Boorman: I saw Nicol’s Hamlet, and he had those cadences in Hamlet. And that’s why I wanted to cast him because of that way of handling the cadences of dialogue. I made it for Orion, and they had made several films with Nicol Williamson, all of which had bombed. So, when I wanted to cast him, they said, ‘Look, cast anyone in the world you want but not Nicol Williamson.’ I tried to think of someone else in that role and I kept coming back to Nicol and I said to the Orion company, ‘I don’t care what you say, I’m casting Nicol.’…. He had this wonderful eccentricity. It’s so easy for the character Merlin to sound really conventional and old. He revitalized the character brilliantly.
Rupe: How did you come up with the Charm of Making?
Boorman: That’s interesting because actually it’s old Irish. What it’s saying is it’s summoning the dragon’s breath and it’s expressed in old Irish which is not the Irish that is spoken today but it has the same equivalence as ancient Greek does to modern Greek. And so, it was sufficiently obscure to work for the picture.
Rupe: Everything that came from that film is so strong. Where did the idea for Merlin’s helmet, his headwear, come from?
Boorman: Originally, I wanted Nicol to shave his head, and he agreed to do so. And then, at the last minute, he said that he didn’t want to shave his head, he was afraid his hair wouldn’t grow back. And so, this guy, Terry English, who was doing the armor, he came up with this skull cap made of metal and he made it so it fitted to Nicol’s head and that’s how we came to it. And it’s probably rather better than my original solution, because he was very distinctive. I’ll tell you what, the limitations of film often give birth to some of its best ideas.
When I edited, with Walter Donohue, the series called Projections, in one of the editions I sent out a questionnaire to directors all over the world, and I asked, ‘What film would you make if you have unlimited time and money?’ Most of them were horrified at the thought. We spend our lives trying to get the money to make a film, and then given unlimited resources, most of them threw up their arms in horror because it is the limitation that often defined the film.

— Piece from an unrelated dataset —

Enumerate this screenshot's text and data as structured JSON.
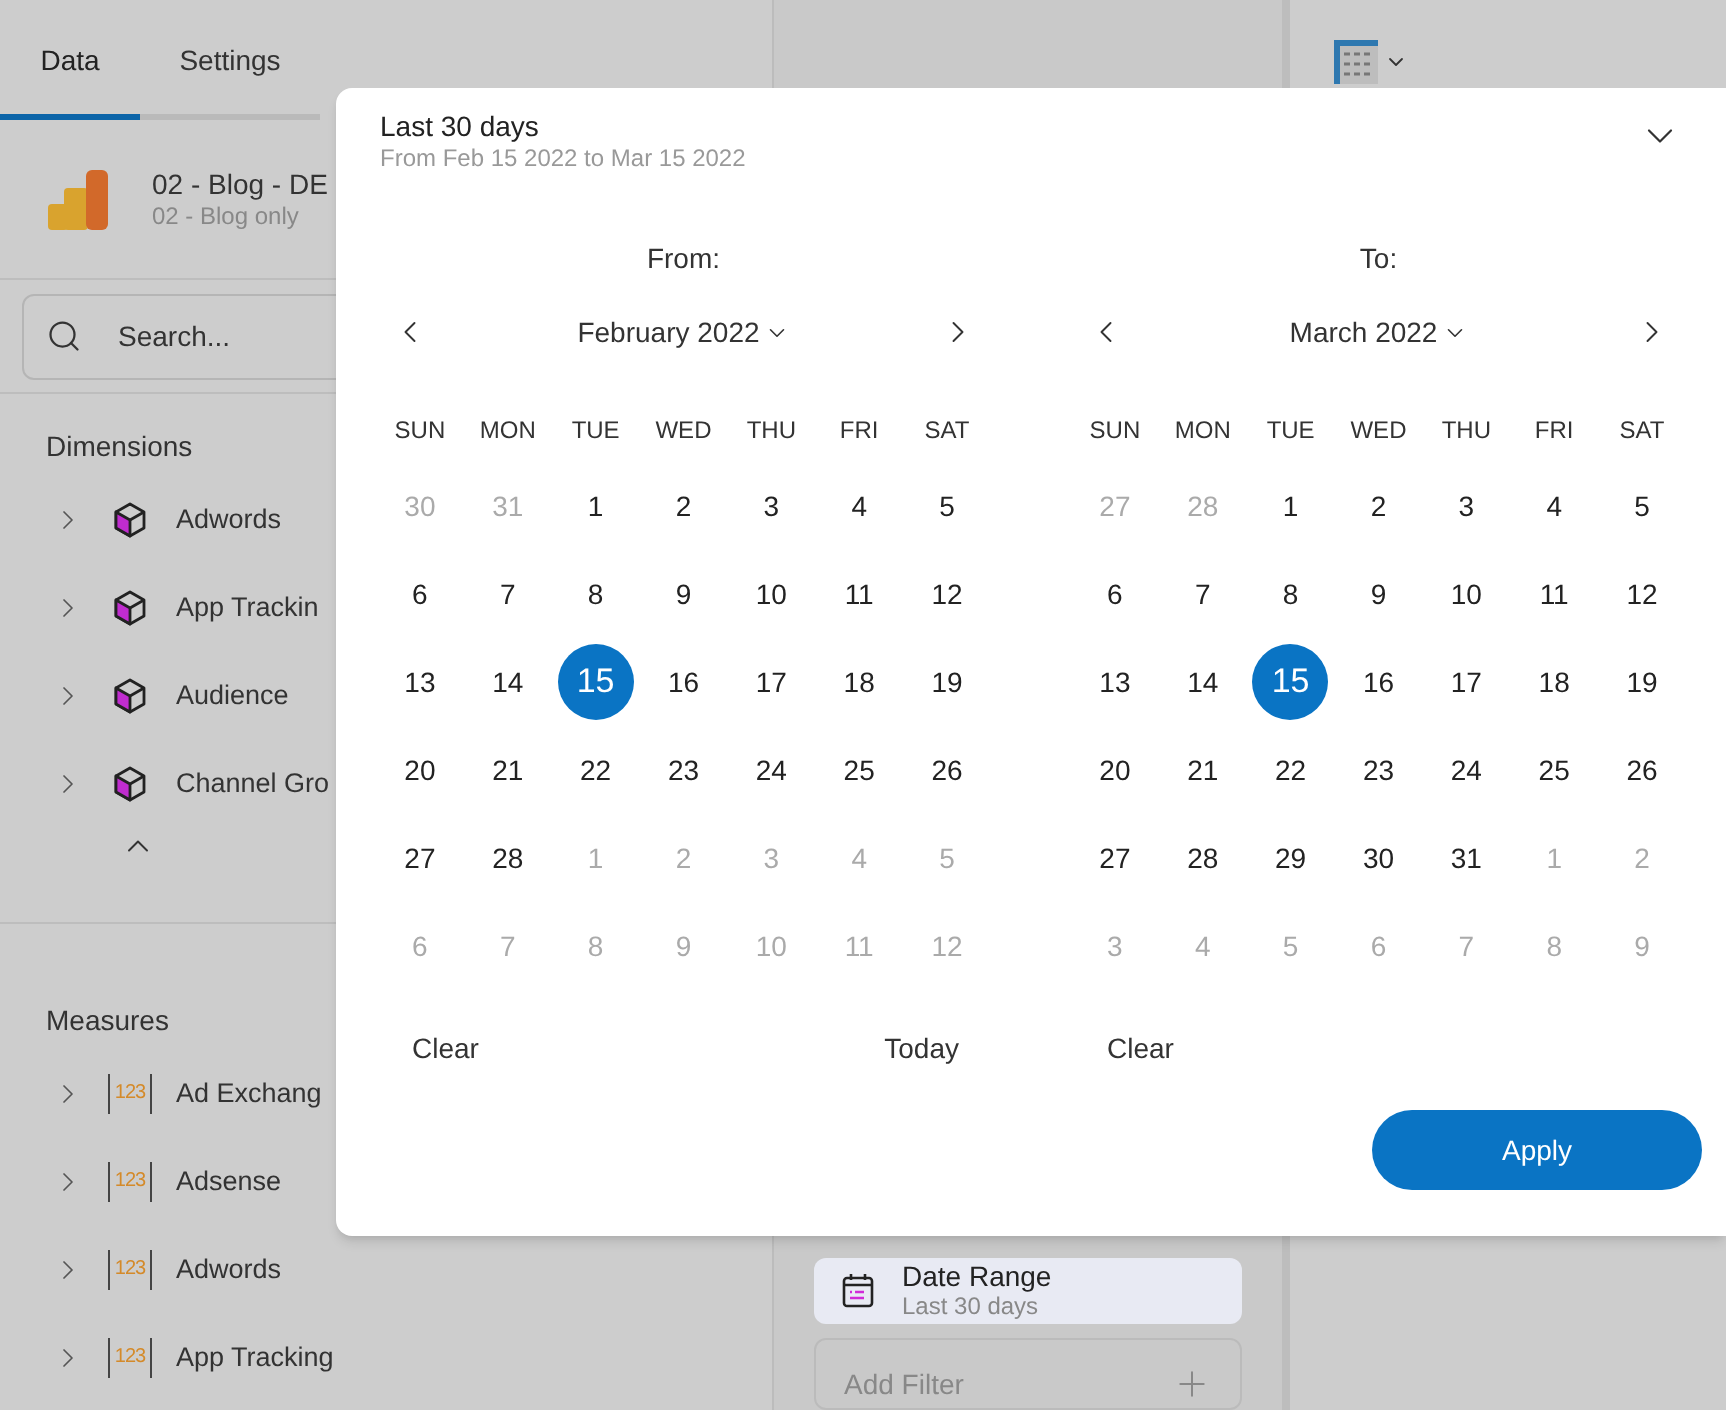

Rupe: If you want your vision to come across, and you have that need and desire, you will figure it out if it’s strong enough. Bringing the audience into that world again, that’s something that you just have this magic wand built into your fingers of doing. You used to meet a filmmaker and go, ‘Oh, how’s your new film going?’ And you talked about your ideas and how you and your actors and crew brought them to life. Today, everyone says, ‘What did you shoot it on?’ ‘Oh, I shot it on the Red.’ ‘Oh, really. Well, I used …’ And they’re talking about the technology rather than the film.
Boorman: When I’m pulled into that controversy, I will say, ‘What matters is what you put in front of the camera and not what the camera is.’

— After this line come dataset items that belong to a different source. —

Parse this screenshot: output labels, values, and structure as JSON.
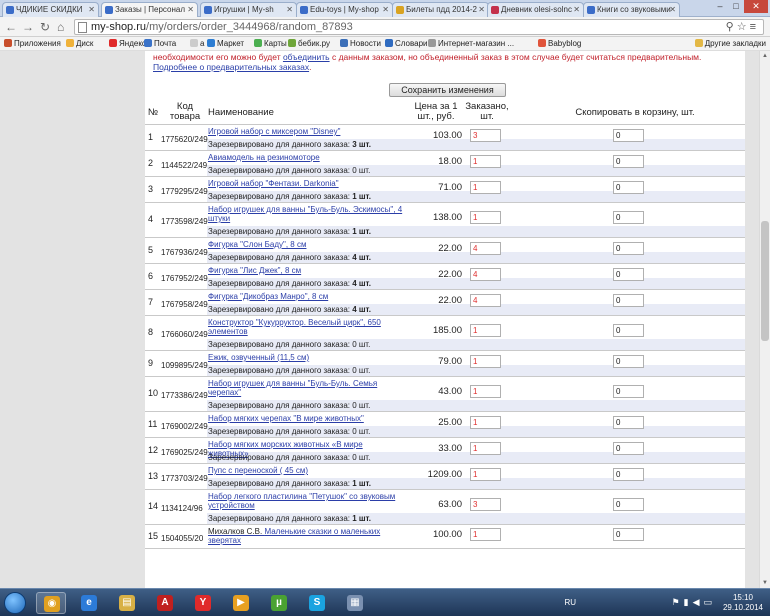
{
  "tabs": [
    {
      "label": "ЧДИКИЕ СКИДКИ",
      "color": "#3b6cc8",
      "active": false
    },
    {
      "label": "Заказы | Персонал",
      "color": "#3b6cc8",
      "active": true
    },
    {
      "label": "Игрушки | My-sh",
      "color": "#3b6cc8",
      "active": false
    },
    {
      "label": "Edu-toys | My-shop",
      "color": "#3b6cc8",
      "active": false
    },
    {
      "label": "Билеты пдд 2014-2",
      "color": "#d9a321",
      "active": false
    },
    {
      "label": "Дневник olesi-solnc",
      "color": "#c4314b",
      "active": false
    },
    {
      "label": "Книги со звуковыми",
      "color": "#3b6cc8",
      "active": false
    }
  ],
  "address": {
    "host": "my-shop.ru",
    "path": "/my/orders/order_3444968/random_87893"
  },
  "bookmarks": [
    {
      "label": "Приложения",
      "color": "#c84f2c"
    },
    {
      "label": "Диск",
      "color": "#f0b23a"
    },
    {
      "label": "Яндекс",
      "color": "#e02a2a"
    },
    {
      "label": "Почта",
      "color": "#3b73c8"
    },
    {
      "label": "a",
      "color": "#cccccc"
    },
    {
      "label": "Маркет",
      "color": "#2d7dd2"
    },
    {
      "label": "Карты",
      "color": "#4caf50"
    },
    {
      "label": "бебик.ру",
      "color": "#6fa63a"
    },
    {
      "label": "Новости",
      "color": "#3c6fb8"
    },
    {
      "label": "Словари",
      "color": "#2f6bc0"
    },
    {
      "label": "Интернет-магазин ...",
      "color": "#999999"
    },
    {
      "label": "Babyblog",
      "color": "#e0543b"
    }
  ],
  "bookmarks_other": "Другие закладки",
  "notice": {
    "part1": "необходимости его можно будет ",
    "link1": "объединить",
    "part2": " с данным заказом, но объединенный заказ в этом случае будет считаться предварительным. ",
    "link2": "Подробнее о предварительных заказах"
  },
  "save_button": "Сохранить изменения",
  "headers": {
    "num": "№",
    "code": "Код товара",
    "name": "Наименование",
    "price": "Цена за 1 шт., руб.",
    "ordered": "Заказано, шт.",
    "copy": "Скопировать в корзину, шт."
  },
  "rows": [
    {
      "num": "1",
      "code": "1775620/249",
      "name": "Игровой набор с миксером \"Disney\"",
      "reserved_text": "Зарезервировано для данного заказа: ",
      "reserved": "3 шт.",
      "bold": true,
      "price": "103.00",
      "qty": "3",
      "copy": "0"
    },
    {
      "num": "2",
      "code": "1144522/249",
      "name": "Авиамодель на резиномоторе",
      "reserved_text": "Зарезервировано для данного заказа: ",
      "reserved": "0 шт.",
      "bold": false,
      "price": "18.00",
      "qty": "1",
      "copy": "0"
    },
    {
      "num": "3",
      "code": "1779295/249",
      "name": "Игровой набор \"Фентази. Darkonia\"",
      "reserved_text": "Зарезервировано для данного заказа: ",
      "reserved": "1 шт.",
      "bold": true,
      "price": "71.00",
      "qty": "1",
      "copy": "0"
    },
    {
      "num": "4",
      "code": "1773598/249",
      "name": "Набор игрушек для ванны \"Буль-Буль. Эскимосы\", 4 штуки",
      "reserved_text": "Зарезервировано для данного заказа: ",
      "reserved": "1 шт.",
      "bold": true,
      "price": "138.00",
      "qty": "1",
      "copy": "0"
    },
    {
      "num": "5",
      "code": "1767936/249",
      "name": "Фигурка \"Слон Баду\", 8 см",
      "reserved_text": "Зарезервировано для данного заказа: ",
      "reserved": "4 шт.",
      "bold": true,
      "price": "22.00",
      "qty": "4",
      "copy": "0"
    },
    {
      "num": "6",
      "code": "1767952/249",
      "name": "Фигурка \"Лис Джек\", 8 см",
      "reserved_text": "Зарезервировано для данного заказа: ",
      "reserved": "4 шт.",
      "bold": true,
      "price": "22.00",
      "qty": "4",
      "copy": "0"
    },
    {
      "num": "7",
      "code": "1767958/249",
      "name": "Фигурка \"Дикобраз Манро\", 8 см",
      "reserved_text": "Зарезервировано для данного заказа: ",
      "reserved": "4 шт.",
      "bold": true,
      "price": "22.00",
      "qty": "4",
      "copy": "0"
    },
    {
      "num": "8",
      "code": "1766060/249",
      "name": "Конструктор \"Кукурруктор. Веселый цирк\", 650 элементов",
      "reserved_text": "Зарезервировано для данного заказа: ",
      "reserved": "0 шт.",
      "bold": false,
      "price": "185.00",
      "qty": "1",
      "copy": "0"
    },
    {
      "num": "9",
      "code": "1099895/249",
      "name": "Ежик, озвученный (11,5 см)",
      "reserved_text": "Зарезервировано для данного заказа: ",
      "reserved": "0 шт.",
      "bold": false,
      "price": "79.00",
      "qty": "1",
      "copy": "0"
    },
    {
      "num": "10",
      "code": "1773386/249",
      "name": "Набор игрушек для ванны \"Буль-Буль. Семья черепах\"",
      "reserved_text": "Зарезервировано для данного заказа: ",
      "reserved": "0 шт.",
      "bold": false,
      "price": "43.00",
      "qty": "1",
      "copy": "0"
    },
    {
      "num": "11",
      "code": "1769002/249",
      "name": "Набор мягких черепах \"В мире животных\"",
      "reserved_text": "Зарезервировано для данного заказа: ",
      "reserved": "0 шт.",
      "bold": false,
      "price": "25.00",
      "qty": "1",
      "copy": "0"
    },
    {
      "num": "12",
      "code": "1769025/249",
      "name": "Набор мягких морских животных «В мире животных»",
      "reserved_text": "Зарезервировано для данного заказа: ",
      "reserved": "0 шт.",
      "bold": false,
      "price": "33.00",
      "qty": "1",
      "copy": "0"
    },
    {
      "num": "13",
      "code": "1773703/249",
      "name": "Пупс с переноской ( 45 см)",
      "reserved_text": "Зарезервировано для данного заказа: ",
      "reserved": "1 шт.",
      "bold": true,
      "price": "1209.00",
      "qty": "1",
      "copy": "0"
    },
    {
      "num": "14",
      "code": "1134124/96",
      "name": "Набор легкого пластилина \"Петушок\" со звуковым устройством",
      "reserved_text": "Зарезервировано для данного заказа: ",
      "reserved": "1 шт.",
      "bold": true,
      "price": "63.00",
      "qty": "3",
      "copy": "0"
    },
    {
      "num": "15",
      "code": "1504055/20",
      "name_prefix": "Михалков С.В. ",
      "name": "Маленькие сказки о маленьких зверятах",
      "reserved_text": "",
      "reserved": "",
      "bold": false,
      "price": "100.00",
      "qty": "1",
      "copy": "0"
    }
  ],
  "taskbar": {
    "apps": [
      {
        "name": "chrome",
        "color": "#e0a020",
        "glyph": "◉"
      },
      {
        "name": "ie",
        "color": "#2c7bd8",
        "glyph": "e"
      },
      {
        "name": "explorer",
        "color": "#d8b045",
        "glyph": "▤"
      },
      {
        "name": "pdf",
        "color": "#c0201f",
        "glyph": "A"
      },
      {
        "name": "yandex",
        "color": "#e02a2a",
        "glyph": "Y"
      },
      {
        "name": "media",
        "color": "#e8a020",
        "glyph": "▶"
      },
      {
        "name": "utorrent",
        "color": "#4aa232",
        "glyph": "µ"
      },
      {
        "name": "skype",
        "color": "#1aa3e0",
        "glyph": "S"
      },
      {
        "name": "window",
        "color": "#7a90b0",
        "glyph": "▦"
      }
    ],
    "lang": "RU",
    "time": "15:10",
    "date": "29.10.2014"
  }
}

Rupe: Yes, and what is behind it. I don’t think Nicol would have created that on his own. He needed John Boorman to make that happen. There’s this synergy that happens on the set and I think it’s actually better not to think about, ‘Oh, I have to put this plug in here and flick the switch.’ It’s more like, ‘Hmm, how were the shadows creating this view here?’… As far as budget goes and releasing patterns goes with Hope and Glory, how closely did that come to what you wanted it to be? And with Queen and Country, how closely has that come to what you wanted that film to be?
Boorman: Well, Hope and Glory had quite a decent budget because we had to build that street and then evoke that whole period of wartime. And I think that Queen and Country probably has the lowest budget of any film I’ve made. I would say, as you get older, it should get easier and you can spend longer shooting them, but it doesn’t change the work in my case.
Rupe: Well, how many clocks did you have to make when you were throwing them out the window? Hopefully, the budget didn’t go there.
Boorman: [Laughing.] Well, no, I had someone catching the clock.